Si les deux principaux ennemis qui s’affrontent dans le nord de l’Ethiopie disent à peu près la vérité, la guerre qui dure et s’étend dans ce pays de 110 millions d’habitants, dont on espérait qu’il puisse tenir le rôle – ironie suprême – de pôle sécuritaire régional, est l’une des plus meurtrières de la planète.
Dans un communiqué daté du 30 août, les rebelles des Forces de défense tigréennes (TDF) – du nom de leur fief régional, structurées autour de l’ancien parti Front populaire de libération du Tigré (TPLF), ayant dominé la coalition au pouvoir durant près de trente ans – ont annoncé avoir récemment tué 3 073 hommes des « forces ennemies », c’est-à-dire de la coalition fédérale gouvernementale, et en avoir blessé 4 473.
En face, les forces loyales au premier ministre, Abiy Ahmed, sont regroupées autour de la portion de l’armée fédérale qui n’a pas basculé côté rebelle, lors du déclenchement de la guerre en novembre 2020. Elles sont appuyées par les effectifs en pleine expansion de diverses milices, groupes paramilitaires et « forces spéciales » de plusieurs Etats régionaux éthiopiens. Et disposent de deux cartes tactiques à abattre en dernier recours. D’une part, de drones, dont certains ont été commandés à la Turquie ; d’autre part, de l’acteur extérieur crucial de ce conflit : l’Erythrée voisine qui serait capable de déployer une vingtaine de divisions en Ethiopie et est déjà intervenue à plusieurs reprises. Selon un bilan donné ces derniers jours par le gouvernement, plus de 5 600 rebelles ont été tués au cours des dernières opérations militaires.
Trois fronts ouverts
Près de 10 000 morts, donc, au total. Ces chiffres ne sont pas invraisemblables, tant est sérieuse l’extension des combats en Ethiopie depuis le début de l’été. Après une phase de progression des TDF, en juillet-août, les loyalistes mènent désormais la contre-offensive. Les combats se déroulent sur trois fronts : est (région Afar), ouest (région Amhara), auxquels s’ajoute à présent un front central en direction de la ville de Dessié, à 400 kilomètres au nord de la capitale, Addis-Abeba. S’il y a quelques semaines, les rebelles espéraient encore percer vers le Soudan, ils restaient bloqués dans l’ouest du Tigré – leur propre région – par une ligne solide de troupes loyalistes et de miliciens amhara, renforcée par un retour, fin août, de troupes érythréennes.
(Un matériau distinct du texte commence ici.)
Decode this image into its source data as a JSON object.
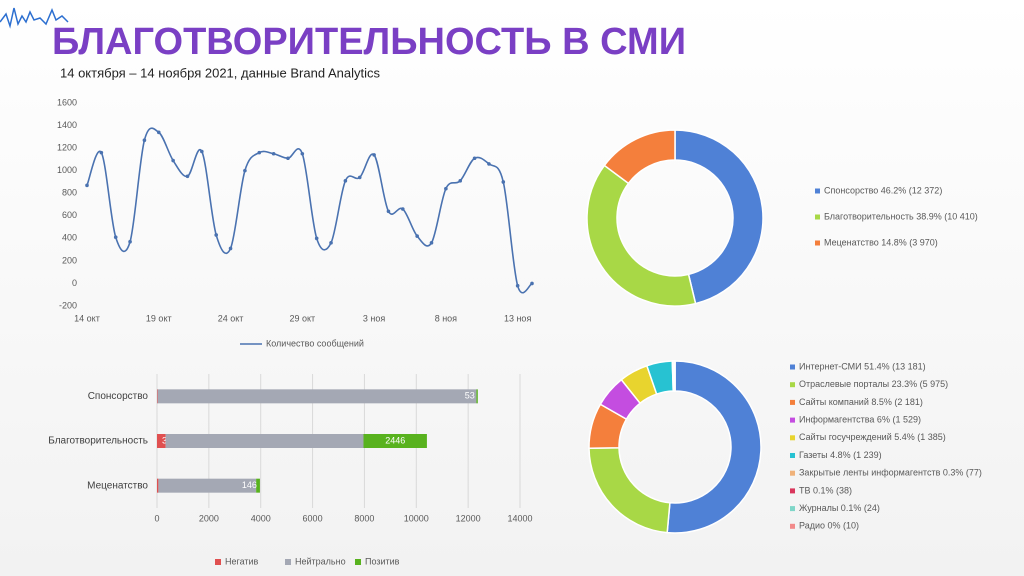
{
  "page": {
    "title": "БЛАГОТВОРИТЕЛЬНОСТЬ В СМИ",
    "subtitle": "14 октября – 14 ноября 2021, данные Brand Analytics"
  },
  "chart_data": [
    {
      "type": "line",
      "categories": [
        "14 окт",
        null,
        null,
        null,
        null,
        "19 окт",
        null,
        null,
        null,
        null,
        "24 окт",
        null,
        null,
        null,
        null,
        "29 окт",
        null,
        null,
        null,
        null,
        "3 ноя",
        null,
        null,
        null,
        null,
        "8 ноя",
        null,
        null,
        null,
        null,
        "13 ноя",
        null
      ],
      "series": [
        {
          "name": "Количество сообщений",
          "color": "#4a72b0",
          "values": [
            870,
            1160,
            410,
            370,
            1270,
            1340,
            1090,
            950,
            1170,
            430,
            310,
            1000,
            1160,
            1150,
            1110,
            1150,
            400,
            360,
            910,
            940,
            1140,
            640,
            660,
            420,
            360,
            840,
            910,
            1110,
            1060,
            900,
            -20,
            0
          ]
        }
      ],
      "ylim": [
        -200,
        1600
      ],
      "yticks": [
        -200,
        0,
        200,
        400,
        600,
        800,
        1000,
        1200,
        1400,
        1600
      ],
      "legend": "bottom"
    },
    {
      "type": "donut",
      "series": [
        {
          "name": "Спонсорство 46.2% (12 372)",
          "color": "#4f81d6",
          "values": [
            46.2
          ]
        },
        {
          "name": "Благотворительность 38.9% (10 410)",
          "color": "#a8d846",
          "values": [
            38.9
          ]
        },
        {
          "name": "Меценатство 14.8% (3 970)",
          "color": "#f47f3c",
          "values": [
            14.8
          ]
        }
      ],
      "legend": "right"
    },
    {
      "type": "donut",
      "series": [
        {
          "name": "Интернет-СМИ 51.4% (13 181)",
          "color": "#4f81d6",
          "values": [
            51.4
          ]
        },
        {
          "name": "Отраслевые порталы 23.3% (5 975)",
          "color": "#a8d846",
          "values": [
            23.3
          ]
        },
        {
          "name": "Сайты компаний 8.5% (2 181)",
          "color": "#f47f3c",
          "values": [
            8.5
          ]
        },
        {
          "name": "Информагентства 6% (1 529)",
          "color": "#c44de0",
          "values": [
            6
          ]
        },
        {
          "name": "Сайты госучреждений 5.4% (1 385)",
          "color": "#e8d42e",
          "values": [
            5.4
          ]
        },
        {
          "name": "Газеты 4.8% (1 239)",
          "color": "#27c2d2",
          "values": [
            4.8
          ]
        },
        {
          "name": "Закрытые ленты информагентств 0.3% (77)",
          "color": "#f0b27a",
          "values": [
            0.3
          ]
        },
        {
          "name": "ТВ 0.1% (38)",
          "color": "#d9365c",
          "values": [
            0.1
          ]
        },
        {
          "name": "Журналы 0.1% (24)",
          "color": "#7fd6c8",
          "values": [
            0.1
          ]
        },
        {
          "name": "Радио 0% (10)",
          "color": "#f28a8a",
          "values": [
            0
          ]
        }
      ],
      "legend": "right"
    },
    {
      "type": "stacked-bar-horizontal",
      "categories": [
        "Спонсорство",
        "Благотворительность",
        "Меценатство"
      ],
      "series": [
        {
          "name": "Негатив",
          "color": "#e05050",
          "values": [
            23,
            334,
            54
          ],
          "labels": true
        },
        {
          "name": "Нейтрально",
          "color": "#a4a8b4",
          "values": [
            12296,
            7630,
            3770
          ],
          "labels": false
        },
        {
          "name": "Позитив",
          "color": "#58b21e",
          "values": [
            53,
            2446,
            146
          ],
          "labels": true
        }
      ],
      "xlim": [
        0,
        14000
      ],
      "xticks": [
        0,
        2000,
        4000,
        6000,
        8000,
        10000,
        12000,
        14000
      ],
      "grid": true,
      "legend": "bottom"
    }
  ]
}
Dès le mois de juin, conscients que le confinement dans la poche du Tigré, avec quatre millions de civils au bord de la famine, électricité et téléphone coupés, signait leur condamnation à terme, les rebelles avaient conçu une manœuvre de contournement de l’obstacle. Entamant une progression vers la région Amhara, ils s’étaient ensuite alliés avec un groupe armé de l’Afar. Fin août, des sources tigréennes estimaient pouvoir monter en puissance le long de cet axe oriental pour couper l’artère logistique vitale reliant Addis-Abeba au port de Djibouti. Des responsables TDF avaient alors transmis des messages au gouvernement djiboutien, affirmant qu’il n’y avait là nulle intention belliqueuse à son égard : la manœuvre, purement tactique, visait à ouvrir un corridor alternatif passant par l’Afar, contigu au Tigré. Il s’agissait déjà d’une solution de repli, alors qu’ils échouaient, depuis juillet, à percer en direction du Soudan.